2. Rename "Observer UI" → "Sequencer UI", move to cloud hosting

The operator dashboard has always been misnamed. It's where we build and monitor demo sequences — that's a sequencer interface. Renaming it aligns the UI with its backing service (Sequencer service ↔ Sequencer UI). After PiP is gone and the Stop button moves to Field Control's two-operator model (see below), the Sequencer UI is view-only and has no safety responsibilities — it can be cloud-hosted on Vercel/etc. without any latency concern. Removes another ~1% CPU of state-polling-broadcast load from the robot.

3. Field Control → direct nav-stack WebSocket (needs your ws)

Today Field Control routes commands through Janice. Once your ws lands on the nav stack with its own armed/disarmed safety state, Field Control can bypass Janice entirely for command execution. Sub-millisecond latency on LAN, no Janice hop. The operator dashboard becomes a two-person demo model: one operator on the Sequencer UI watching, one on Field Control with E-stop ready. Cleaner ops, lower latency, safer.

Scenarios — pick what we ship

Toggle what's in / out to see the projected state. The "impact" panel updates live.

Projected robot state

Janice CPU (est.)
~13% was 13%
Python LOC on robot
5,720 was 5,720
Distinct on-robot services
1 (Janice)
UIs served from the robot
Golfer · Field Control · Sequencer UI
Net complexity verdict
Status quo — Janice monolith as today.

What we're asking from you

Three concrete collaboration points, none urgent.

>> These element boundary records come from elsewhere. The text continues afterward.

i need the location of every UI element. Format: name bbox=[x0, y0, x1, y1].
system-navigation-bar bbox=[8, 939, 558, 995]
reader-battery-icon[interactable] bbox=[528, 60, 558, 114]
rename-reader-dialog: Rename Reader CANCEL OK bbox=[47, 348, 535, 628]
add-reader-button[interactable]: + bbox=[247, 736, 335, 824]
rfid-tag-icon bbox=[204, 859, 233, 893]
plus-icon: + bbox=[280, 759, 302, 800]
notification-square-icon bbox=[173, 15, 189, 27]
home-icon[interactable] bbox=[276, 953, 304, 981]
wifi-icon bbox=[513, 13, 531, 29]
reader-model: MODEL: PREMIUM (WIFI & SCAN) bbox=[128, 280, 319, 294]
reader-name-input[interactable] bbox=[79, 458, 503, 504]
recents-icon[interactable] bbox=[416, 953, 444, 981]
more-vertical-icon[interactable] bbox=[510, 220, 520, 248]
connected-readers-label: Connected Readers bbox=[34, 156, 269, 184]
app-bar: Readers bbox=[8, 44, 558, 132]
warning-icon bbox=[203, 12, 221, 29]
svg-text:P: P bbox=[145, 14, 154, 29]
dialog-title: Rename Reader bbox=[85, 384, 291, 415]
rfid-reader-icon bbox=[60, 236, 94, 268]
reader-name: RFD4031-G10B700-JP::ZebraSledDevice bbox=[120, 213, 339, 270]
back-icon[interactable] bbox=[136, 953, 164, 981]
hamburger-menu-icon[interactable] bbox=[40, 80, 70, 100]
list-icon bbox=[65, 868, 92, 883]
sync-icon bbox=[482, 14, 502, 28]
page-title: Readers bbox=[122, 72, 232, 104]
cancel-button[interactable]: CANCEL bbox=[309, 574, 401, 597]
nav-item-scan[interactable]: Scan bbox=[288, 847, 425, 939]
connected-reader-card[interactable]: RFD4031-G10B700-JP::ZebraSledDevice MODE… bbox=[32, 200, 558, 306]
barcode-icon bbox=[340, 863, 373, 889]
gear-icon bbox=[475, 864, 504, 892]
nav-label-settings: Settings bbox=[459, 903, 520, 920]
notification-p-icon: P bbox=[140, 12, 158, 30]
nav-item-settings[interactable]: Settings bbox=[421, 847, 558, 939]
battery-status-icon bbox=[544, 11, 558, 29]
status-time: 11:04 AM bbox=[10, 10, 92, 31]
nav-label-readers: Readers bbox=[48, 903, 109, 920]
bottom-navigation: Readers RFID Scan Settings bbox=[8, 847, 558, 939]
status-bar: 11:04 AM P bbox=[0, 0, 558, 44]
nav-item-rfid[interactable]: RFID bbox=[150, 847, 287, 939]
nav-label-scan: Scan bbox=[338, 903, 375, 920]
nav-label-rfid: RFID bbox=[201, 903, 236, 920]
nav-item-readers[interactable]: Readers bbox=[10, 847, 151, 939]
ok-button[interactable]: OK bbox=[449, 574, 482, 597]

1. When you design the nav-stack WebSocket, bake in armed/disarmed state as a first-class concept.
This is the safety gate that currently lives in Janice. If the nav stack owns it internally with a clear command accepted / rejected API, Field Control can talk to the nav stack directly with more safety than today, not less. We don't want the armed-state to end up in a no-man's-land between Janice and the nav stack during the migration.
2. Help us scope geofence veto into the nav stack.
Today Janice rejects transitions that would cross into no-go zones. That logic wants to live in the nav stack — it's a spatial-awareness concern, not a supervisory-orchestration concern. When you're ready, we'd like to collaborate on the API shape so the Sequencer can hand this responsibility off cleanly.
3. Sanity-check our CPU hypothesis by measuring after the PiP kill.
We think the PiP is the dominant contributor to Janice's ~13% footprint. Flipping camera.enabled: false is cheap — a one-line config change, hot-reloadable. If we measure Janice CPU before and after, we get empirical ground truth for the rest of the migration planning. We can run that experiment any time the robot is back on Tailscale.
The bottom line: you remembered Janice as the demo sequence maker — and that's still in there, small and intact. What may not have been visible from your side is how much else it absorbed since: a phone-on-AP gateway's worth of pairing, auth, shot brokering, video proxy, and cloud sync. Our plan honors both realities — keep the original sequencer as Janice (Python, shrinking naturally with L4 maturity), and carve the accreted gateway work out as a durable TypeScript ace_gateway_api. Your nav-stack ws is the enabler that lets most of the cleanup happen.